Substrate Science: What Your Mushrooms Are Actually Eating
About This Video
A substrate science deep dive — the biological chemistry of why certain materials support cubensis colonization and fruiting while others don't. Covers the nitrogen requirements (the C:N ratio that optimizes mycelial growth without inviting contamination), the specific nutrients in master's mix vs. pasteurized CVG vs. SGFC perlite bed, and why sterilization vs. pasteurization matters for different substrate types.
The key insight for intermediate growers: substrate selection is not just about colonization success but about the nutritional profile available for fruiting. High-nitrogen substrates (supplemented sawdust, master's mix) produce more mushrooms per batch but require sterilization — not just pasteurization — because the extra nutrients invite competing organisms. Lower-nitrogen substrates (straw, coco coir) can be pasteurized and are more contamination-resistant.

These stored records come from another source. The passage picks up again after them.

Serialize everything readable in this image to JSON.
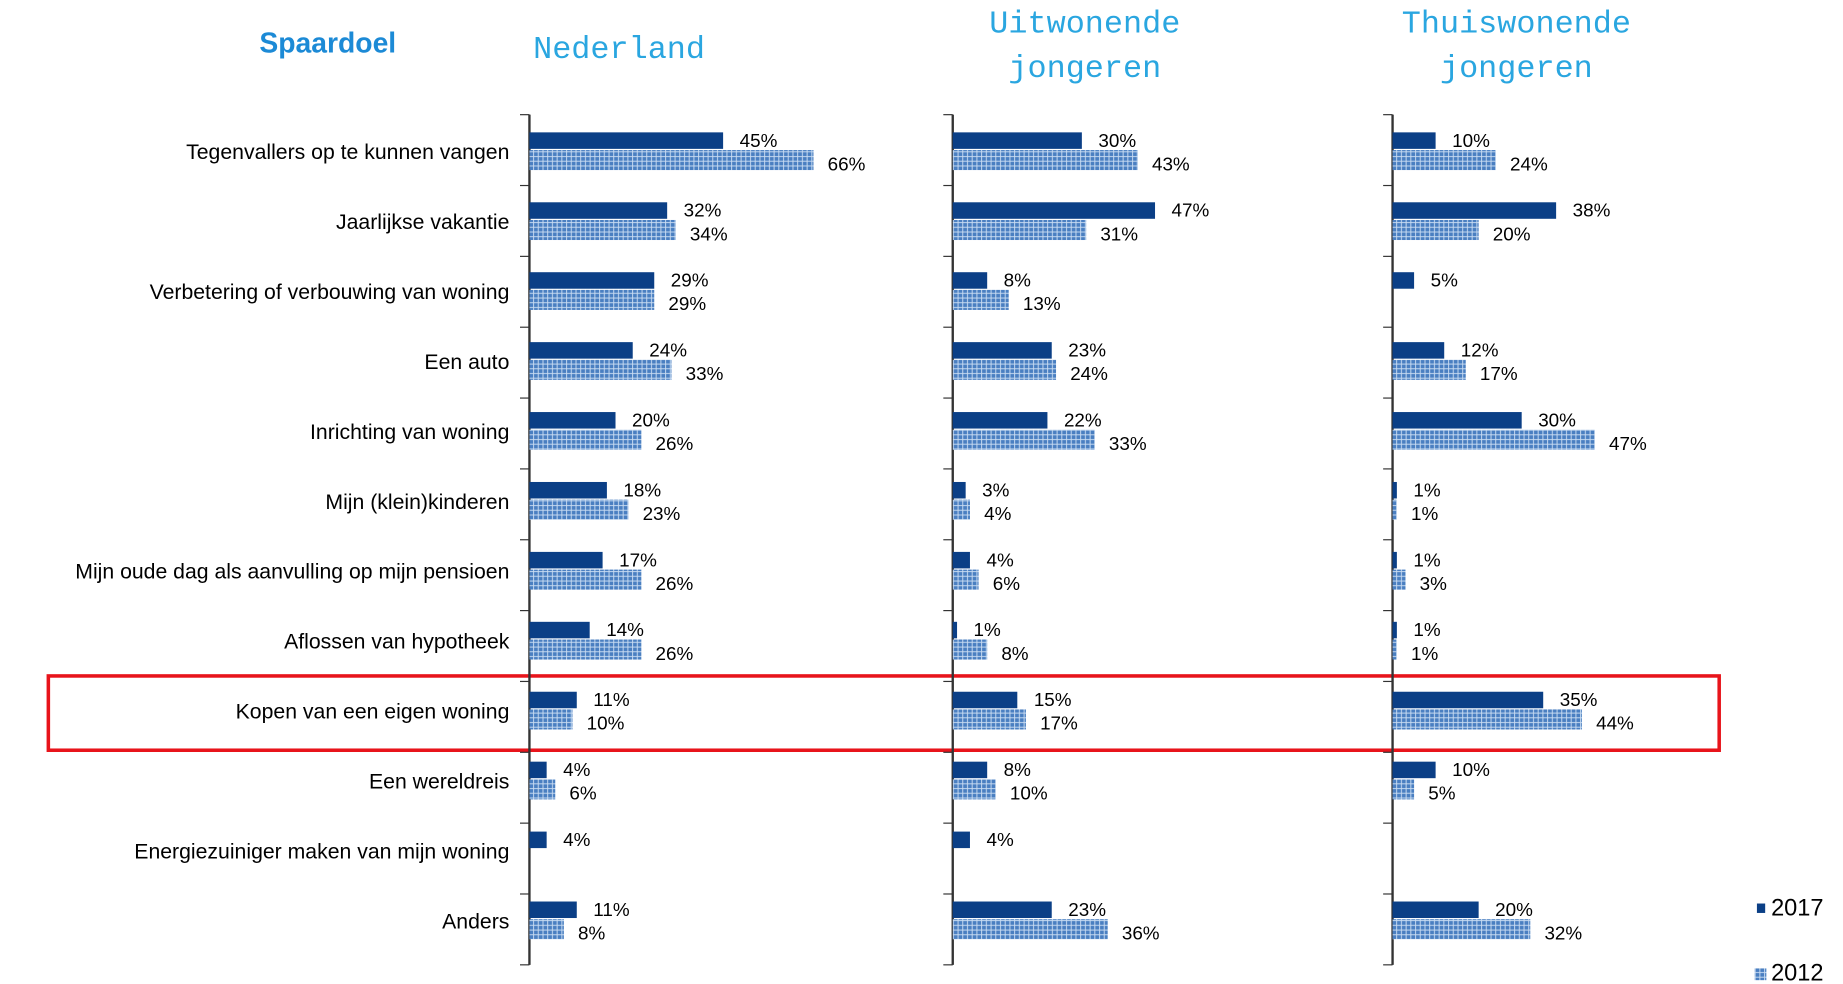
{
  "chart_data": {
    "type": "bar",
    "orientation": "horizontal",
    "title": "Spaardoel",
    "categories": [
      "Tegenvallers op te kunnen vangen",
      "Jaarlijkse vakantie",
      "Verbetering of verbouwing van woning",
      "Een auto",
      "Inrichting van woning",
      "Mijn (klein)kinderen",
      "Mijn oude dag als aanvulling op mijn pensioen",
      "Aflossen van hypotheek",
      "Kopen van een eigen woning",
      "Een wereldreis",
      "Energiezuiniger maken van mijn woning",
      "Anders"
    ],
    "xlim": [
      0,
      100
    ],
    "series": [
      {
        "name": "2017",
        "color": "#0b3f86"
      },
      {
        "name": "2012",
        "color": "#4a7fc1"
      }
    ],
    "panels": [
      {
        "title": [
          "Nederland"
        ],
        "values": [
          [
            45,
            32,
            29,
            24,
            20,
            18,
            17,
            14,
            11,
            4,
            4,
            11
          ],
          [
            66,
            34,
            29,
            33,
            26,
            23,
            26,
            26,
            10,
            6,
            null,
            8
          ]
        ],
        "value_labels": [
          [
            "45%",
            "32%",
            "29%",
            "24%",
            "20%",
            "18%",
            "17%",
            "14%",
            "11%",
            "4%",
            "4%",
            "11%"
          ],
          [
            "66%",
            "34%",
            "29%",
            "33%",
            "26%",
            "23%",
            "26%",
            "26%",
            "10%",
            "6%",
            null,
            "8%"
          ]
        ]
      },
      {
        "title": [
          "Uitwonende",
          "jongeren"
        ],
        "values": [
          [
            30,
            47,
            8,
            23,
            22,
            3,
            4,
            1,
            15,
            8,
            4,
            23
          ],
          [
            43,
            31,
            13,
            24,
            33,
            4,
            6,
            8,
            17,
            10,
            null,
            36
          ]
        ],
        "value_labels": [
          [
            "30%",
            "47%",
            "8%",
            "23%",
            "22%",
            "3%",
            "4%",
            "1%",
            "15%",
            "8%",
            "4%",
            "23%"
          ],
          [
            "43%",
            "31%",
            "13%",
            "24%",
            "33%",
            "4%",
            "6%",
            "8%",
            "17%",
            "10%",
            null,
            "36%"
          ]
        ]
      },
      {
        "title": [
          "Thuiswonende",
          "jongeren"
        ],
        "values": [
          [
            10,
            38,
            5,
            12,
            30,
            1,
            1,
            1,
            35,
            10,
            null,
            20
          ],
          [
            24,
            20,
            null,
            17,
            47,
            1,
            3,
            1,
            44,
            5,
            null,
            32
          ]
        ],
        "value_labels": [
          [
            "10%",
            "38%",
            "5%",
            "12%",
            "30%",
            "1%",
            "1%",
            "1%",
            "35%",
            "10%",
            null,
            "20%"
          ],
          [
            "24%",
            "20%",
            null,
            "17%",
            "47%",
            "1%",
            "3%",
            "1%",
            "44%",
            "5%",
            null,
            "32%"
          ]
        ]
      }
    ]
  }
}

Mycorrhizal vs. saprotrophic nutrition is explained: P. cubensis is saprotrophic — it obtains nutrition by decomposing dead organic matter rather than forming root partnerships with living plants. Understanding this helps explain why it thrives in substrates containing lignocellulosic material (wood, straw, grains) and why it grows differently from mycorrhizal species like morels.
Key Takeaways
- C:N ratio (carbon to nitrogen) is the primary variable: too high nitrogen invites contamination; too low limits fruiting yield.
- Sterilization (15 PSI for 2.5 hours) is required for supplemented substrates — pasteurization is sufficient for straw, coco coir, and CVG.
- Master's Mix (1:1 hardwood sawdust + wheat bran) is the highest-yield supplemented substrate but requires sterilization.
- P. cubensis is saprotrophic — it decomposes dead organic matter, not a mycorrhizal partner with living plants.
- Field capacity moisture (squeeze test: a few drops, not a stream) is the single most important fruiting condition after colonization.